Vorteilhaft für Konzerne
Konzerne können die Organschaft nutzen, um ihre laufende Deklarationspraxis zu vereinfachen, Liquidität zu schonen, und sofern sie auch Umsätze ausführen, die den Vorsteuerabzug ausschließen (vgl. § 15 Abs. 2 UStG), auch um Kostenvorteile zu heben.

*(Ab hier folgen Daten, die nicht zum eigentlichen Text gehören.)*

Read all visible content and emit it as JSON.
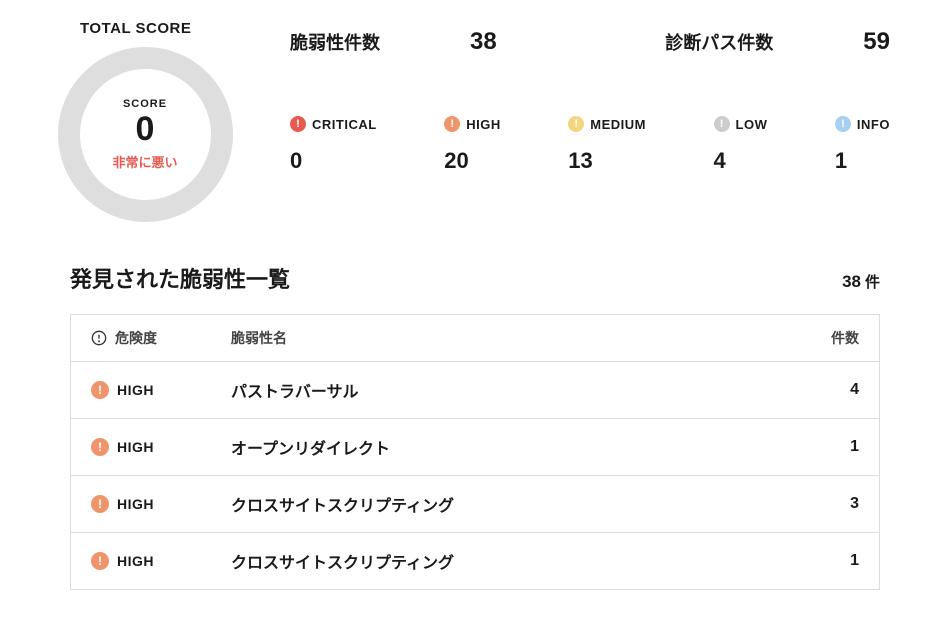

Die wirtschaftliche Eingliederung: Vom "weichen" zu einem "harten" Kriterium
Während die Anforderungen an die Annahme einer finanziellen und organisatorischen Eingliederung stets gewachsen sind, gilt die "wirtschaftliche Eingliederung" als "wenig(er) bestimmtes" und "weiches" Kriterium: Zwischen Organträger und Organgesellschaft müssten mehr als nur unerhebliche wirtschaftliche Beziehungen bestehen; die Unternehmensbereiche von Organträger und Organgesellschaft bzw. von mehreren Organgesellschaften untereinander müssten miteinander verflochten sein, wobei der Entstehungsgeschichte der Tochtergesellschaft eine wesentliche Bedeutung zukommt. Bei Leistungen des Organträgers an die Organgesellschaft müssten jedoch entgeltliche Leistungen gegeben sein, denen für das Unternehmen der Organgesellschaft mehr als nur unwesentliche Bedeutung zukommen müsse.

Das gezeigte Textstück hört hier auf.